Benim favorim Fenerbahçe idi tartışmasız.. Futbol bütün hafta
yönetici ve teknik direktörlerin konuştuğu ama son sözün sahada
konuşulduğu bir oyun. İki kulvarda da Mayıs ayına kupa hedefiyle
giren Aykut Kocaman'a maç başlarken başarısız demek mümkün değildi.
Ligde harika bir seri varken, hem de..
Yarı finaldaki Beşiktaş rövanşından beri Kocaman her zamanki sakin
ve uzlaşmacı tavrından sanki uzaklaştı. Yaşadığı gerginliğin dün
sahaya çıkan takımın üzerinde bir baskı oluşturduğunu sanırım
hepimiz gözlemledik. İkinci yarıda oyuna girip katkı yaptığı her
maçın ardından Valbuena'yı yine yedek başlatmak bir futbol doğrusu
olmasa gerek. Bir kural da değil..
Bunun adı inat olsa gerek. Ligde Fenerbahçe'yi hem Kadıköy'de hem
de evinde mağlup eden Akhisar, 4 gün önce lider Galatasaray'a maçın
ikinci yarısında adeta kan kusturmuştu. Okan Buruk'un takımı dün de
yeteneklerinden çok daha fazla olan yüreklerini sahaya koydular.

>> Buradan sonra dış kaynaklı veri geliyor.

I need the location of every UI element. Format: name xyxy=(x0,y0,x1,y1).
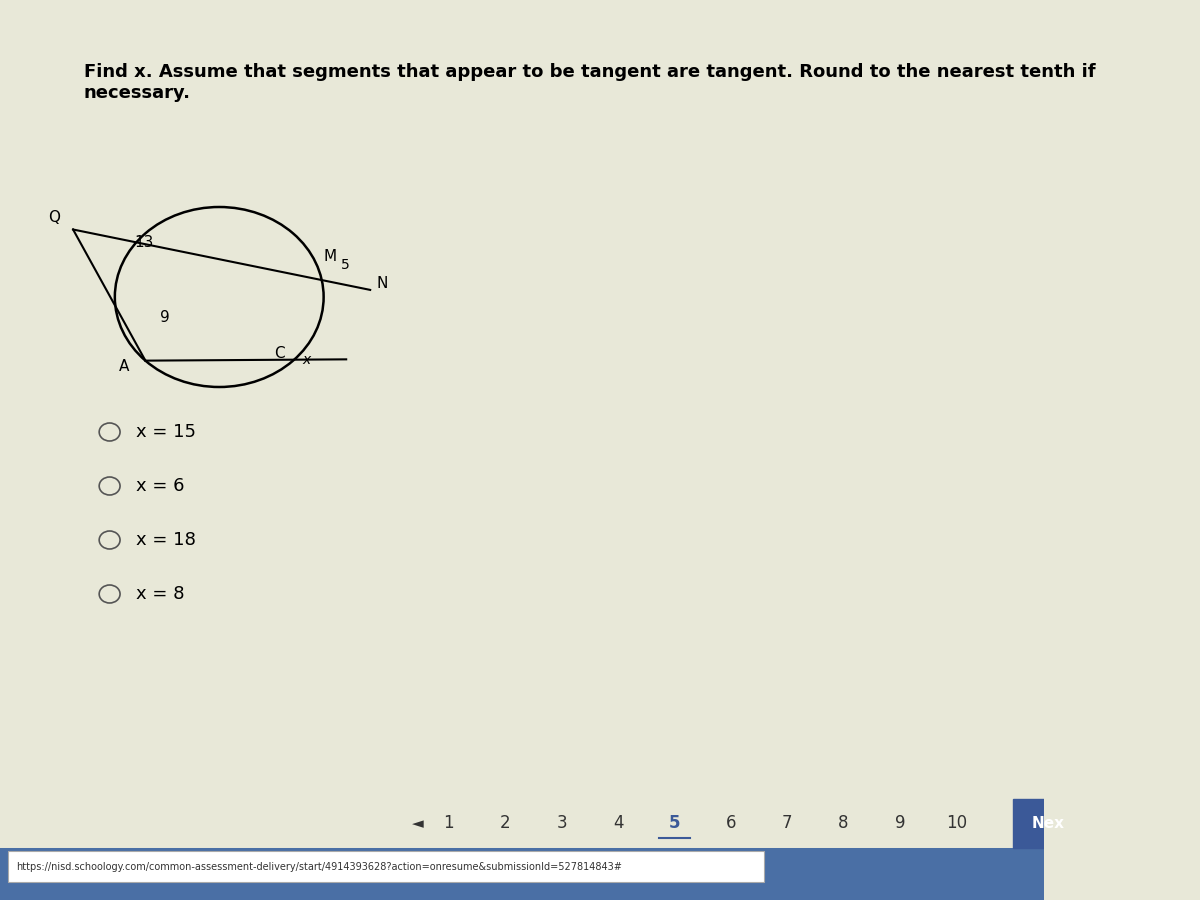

Akıl dolu 3 tane de gol attılar. Ligin en düşük bütçeli
takımlarından birinin Türkiye Kupası'nda mutlu sona ulaşması eminim
gelecek sezon birçok takımın umutsuzluğunu da yok edecektir.
İnanırsan, çalışırsan, hocanın verdiği taktiği uygularsan,
karşındaki takımın piyasa değerinin hiçbir önemi yoktur.